Many homesteaders arriving in late spring set up a tent to get themselves through the first few weeks or months. For those who got treed land, the axe started swinging immediately. One by one the trees fell and roots were pulled out with a team of oxen. Every acre had to be cleared before a crop could be planted–but then they had the trees to build & heat their log house. Scrub brush had to be cleared but gave only a bit of fuel for fires.
Sometime during the summer a prairie homesteader would choose a site for their first real home, marking off a rectangle about 16′ x 20 or 24′. In Manitoba where the rains were heavy and frequent, homesteaders were advised to build on a little rise because houses needed a dry cellar for winter vegetable storage. In Saskatchewan or Alberta it was wise to build near a slough, a source of hay for livestock and water for both people and animals.
A farmer then hitched his oxen and plowed furrows, setting the sod aside to use in building the house. A generous amount of land was plowed near the site, not only for sods but to act as a fireguard, for prairie fires were a constant menace. The farmer then headed off to the nearest bush and cut enough trees to make a rough framework for his house. He’d stick the poles in the ground and use it as a guide, piling the sods against the poles.
Each sod was cut about a foot wide, two feet long, and 2″ to 4″ thick (depending who’s telling the story.) One old-timer estimated it would take about 4000 sods to build a house 16′ x 24′. He says when he was twelve, he, his mother and sister had built their soddy while his dad was plowing the land and seeding the crops.
Homesteaders who built log houses stripped the bark off the felled trees and stacked them up, using mud for chinking between the logs. In both cases space was left for a door, but sometimes these ended up so low that the man of the house had to stoop to enter. Folks who could afford it bought a pane or two of window glass. One Alberta homesteader told us he’d built his log cabin for $5: he’d bought one pane of glass and some nails; the rest came out of his bush. Those who could afford more bought pine boards and hauled them to the site to build their shacks.
A family from England learned the hard way that a door must be hung so it swings inward. During their first winter in their prairie home a blizzard piled snow against their door until it was almost covered. It opened only a crack; through this they had to scoop snow by handfuls from inside until they finally got the door open enough that their father could get out to feed their livestock.
Usually the inside walls were covered somehow. Log house walls were often smoothed with mud, then whitewashed–whitewash (calcimine) being a cheap paint make of slaked lime and chalk. Some folks hung thick flannel cloths on the inside walls of their soddies; some would have mudded, then tar papered and whitewashed the inside walls to keep the dirt from falling into the house in dry weather.
And to Top It All Off
For both types of house, poles were laid across the top to serve framework for the roofing material, layers of hay, sod, more hay, then dirt and more sod to keep the dirt from blowing away. A small cellar was dug so the family could store root vegetables where they wouldn’t freeze.

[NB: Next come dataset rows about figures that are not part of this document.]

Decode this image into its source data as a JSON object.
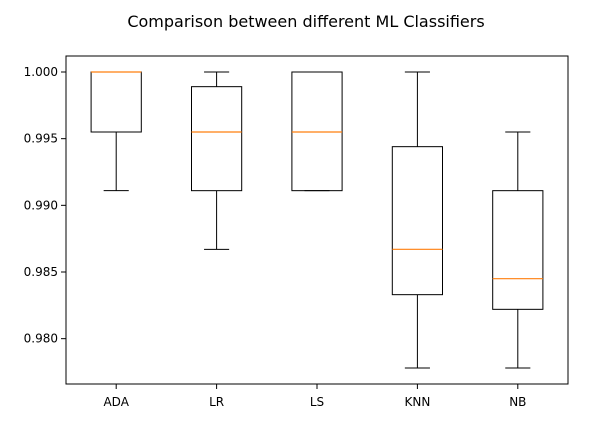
{
  "chart_data": {
    "type": "box",
    "title": "Comparison between different ML Classifiers",
    "xlabel": "",
    "ylabel": "",
    "ylim": [
      0.9766,
      1.0012
    ],
    "yticks": [
      1.0,
      0.995,
      0.99,
      0.985,
      0.98
    ],
    "ytick_labels": [
      "1.000",
      "0.995",
      "0.990",
      "0.985",
      "0.980"
    ],
    "grid": false,
    "colors": {
      "box": "#000000",
      "median": "#ff7f0e"
    },
    "categories": [
      "ADA",
      "LR",
      "LS",
      "KNN",
      "NB"
    ],
    "boxes": [
      {
        "label": "ADA",
        "whisker_low": 0.9911,
        "q1": 0.9955,
        "median": 1.0,
        "q3": 1.0,
        "whisker_high": 1.0
      },
      {
        "label": "LR",
        "whisker_low": 0.9867,
        "q1": 0.9911,
        "median": 0.9955,
        "q3": 0.9989,
        "whisker_high": 1.0
      },
      {
        "label": "LS",
        "whisker_low": 0.9911,
        "q1": 0.9911,
        "median": 0.9955,
        "q3": 1.0,
        "whisker_high": 1.0
      },
      {
        "label": "KNN",
        "whisker_low": 0.9778,
        "q1": 0.9833,
        "median": 0.9867,
        "q3": 0.9944,
        "whisker_high": 1.0
      },
      {
        "label": "NB",
        "whisker_low": 0.9778,
        "q1": 0.9822,
        "median": 0.9845,
        "q3": 0.9911,
        "whisker_high": 0.9955
      }
    ]
  }
}
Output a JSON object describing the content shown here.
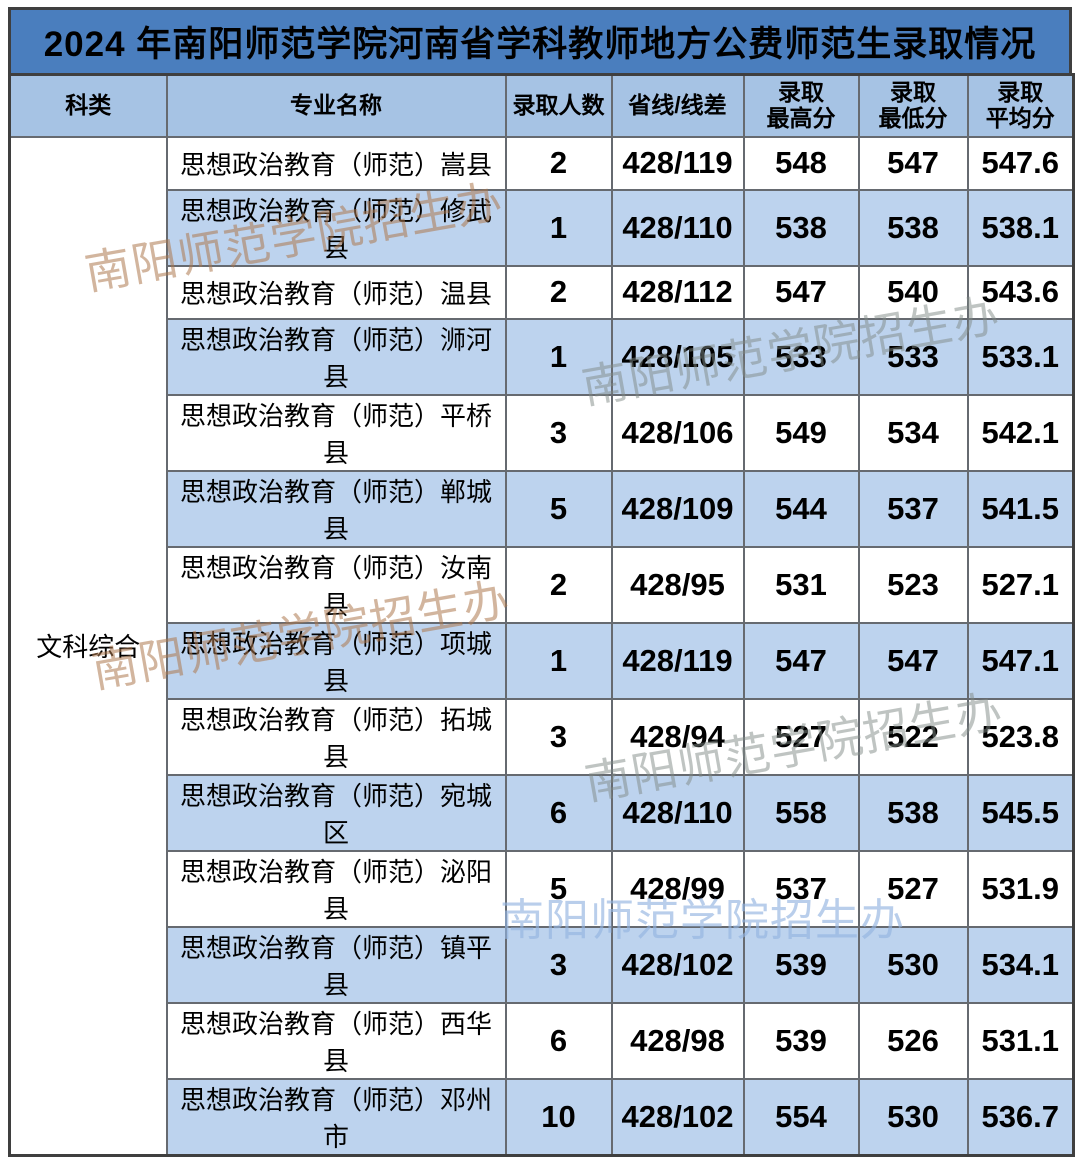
{
  "title": "2024 年南阳师范学院河南省学科教师地方公费师范生录取情况",
  "chart_data": {
    "type": "table",
    "title": "2024 年南阳师范学院河南省学科教师地方公费师范生录取情况",
    "columns": [
      "科类",
      "专业名称",
      "录取人数",
      "省线/线差",
      "录取\n最高分",
      "录取\n最低分",
      "录取\n平均分"
    ],
    "category": "文科综合",
    "rows": [
      {
        "major": "思想政治教育（师范）嵩县",
        "count": "2",
        "line": "428/119",
        "max": "548",
        "min": "547",
        "avg": "547.6"
      },
      {
        "major": "思想政治教育（师范）修武县",
        "count": "1",
        "line": "428/110",
        "max": "538",
        "min": "538",
        "avg": "538.1"
      },
      {
        "major": "思想政治教育（师范）温县",
        "count": "2",
        "line": "428/112",
        "max": "547",
        "min": "540",
        "avg": "543.6"
      },
      {
        "major": "思想政治教育（师范）浉河县",
        "count": "1",
        "line": "428/105",
        "max": "533",
        "min": "533",
        "avg": "533.1"
      },
      {
        "major": "思想政治教育（师范）平桥县",
        "count": "3",
        "line": "428/106",
        "max": "549",
        "min": "534",
        "avg": "542.1"
      },
      {
        "major": "思想政治教育（师范）郸城县",
        "count": "5",
        "line": "428/109",
        "max": "544",
        "min": "537",
        "avg": "541.5"
      },
      {
        "major": "思想政治教育（师范）汝南县",
        "count": "2",
        "line": "428/95",
        "max": "531",
        "min": "523",
        "avg": "527.1"
      },
      {
        "major": "思想政治教育（师范）项城县",
        "count": "1",
        "line": "428/119",
        "max": "547",
        "min": "547",
        "avg": "547.1"
      },
      {
        "major": "思想政治教育（师范）拓城县",
        "count": "3",
        "line": "428/94",
        "max": "527",
        "min": "522",
        "avg": "523.8"
      },
      {
        "major": "思想政治教育（师范）宛城区",
        "count": "6",
        "line": "428/110",
        "max": "558",
        "min": "538",
        "avg": "545.5"
      },
      {
        "major": "思想政治教育（师范）泌阳县",
        "count": "5",
        "line": "428/99",
        "max": "537",
        "min": "527",
        "avg": "531.9"
      },
      {
        "major": "思想政治教育（师范）镇平县",
        "count": "3",
        "line": "428/102",
        "max": "539",
        "min": "530",
        "avg": "534.1"
      },
      {
        "major": "思想政治教育（师范）西华县",
        "count": "6",
        "line": "428/98",
        "max": "539",
        "min": "526",
        "avg": "531.1"
      },
      {
        "major": "思想政治教育（师范）邓州市",
        "count": "10",
        "line": "428/102",
        "max": "554",
        "min": "530",
        "avg": "536.7"
      }
    ]
  },
  "watermarks": [
    {
      "text": "南阳师范学院招生办",
      "color": "rgba(173,121,79,0.55)"
    },
    {
      "text": "南阳师范学院招生办",
      "color": "rgba(128,137,133,0.50)"
    },
    {
      "text": "南阳师范学院招生办",
      "color": "rgba(173,121,79,0.55)"
    },
    {
      "text": "南阳师范学院招生办",
      "color": "rgba(128,137,133,0.50)"
    },
    {
      "text": "南阳师范学院招生办",
      "color": "rgba(148,180,224,0.65)"
    }
  ],
  "colors": {
    "title_bar_bg": "#4a7ebe",
    "header_bg": "#a6c3e4",
    "band_row_bg": "#bdd3ee",
    "grid_border": "#666a70",
    "text": "#000000"
  }
}
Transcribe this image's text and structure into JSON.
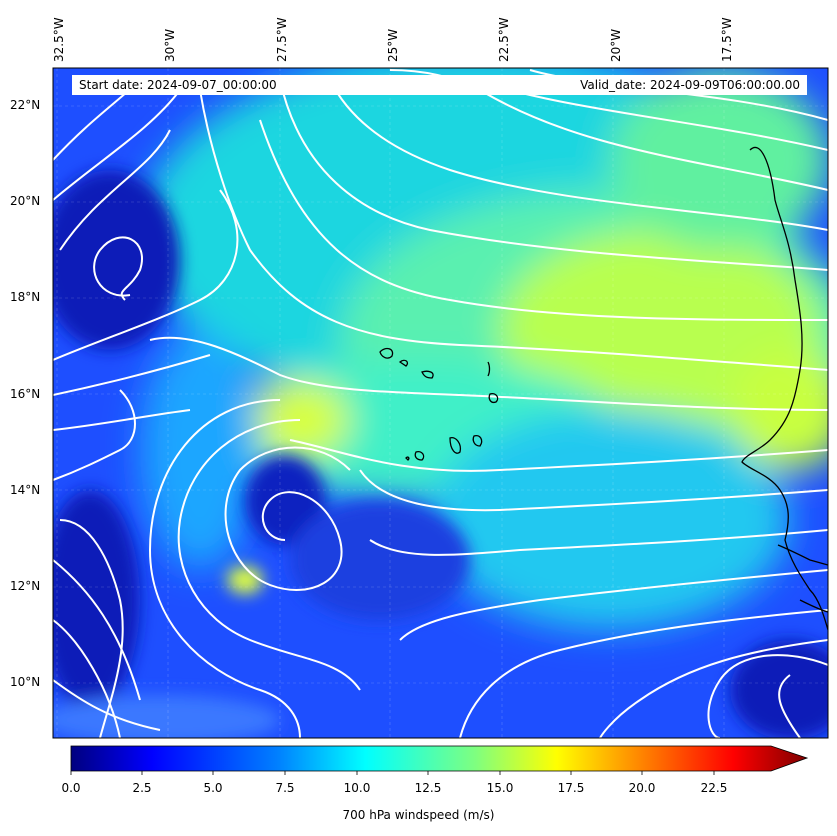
{
  "header": {
    "start_date": "Start date: 2024-09-07_00:00:00",
    "valid_date": "Valid_date: 2024-09-09T06:00:00.00"
  },
  "axes": {
    "lon_labels": [
      "32.5°W",
      "30°W",
      "27.5°W",
      "25°W",
      "22.5°W",
      "20°W",
      "17.5°W"
    ],
    "lat_labels": [
      "22°N",
      "20°N",
      "18°N",
      "16°N",
      "14°N",
      "12°N",
      "10°N"
    ]
  },
  "colorbar": {
    "label": "700 hPa windspeed (m/s)",
    "ticks": [
      "0.0",
      "2.5",
      "5.0",
      "7.5",
      "10.0",
      "12.5",
      "15.0",
      "17.5",
      "20.0",
      "22.5"
    ],
    "colors": [
      "#00007f",
      "#0000ff",
      "#007fff",
      "#00ffff",
      "#7fff7f",
      "#ffff00",
      "#ff7f00",
      "#ff0000",
      "#7f0000"
    ]
  },
  "map": {
    "field": "700 hPa windspeed",
    "overlay": "white streamlines",
    "coastline_color": "#000000",
    "streamline_color": "#ffffff"
  }
}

They say sod houses were quite comfortable: warm in winter and cool in summer. But when it rained, the comfort level dropped severely. If an area got two or three days of rain, the roofing material absorbed water until the whole works was saturated, then it “rained” in every room of the house. For day or two after a heavy rain the muddy water dripped down on the occupants and furnishings; the only dry place in the house being under the table.
That was the only “running water” in most pioneer homes. Plumbing was outdoors year-round: a bucket down the well and a little wooden biffy out back.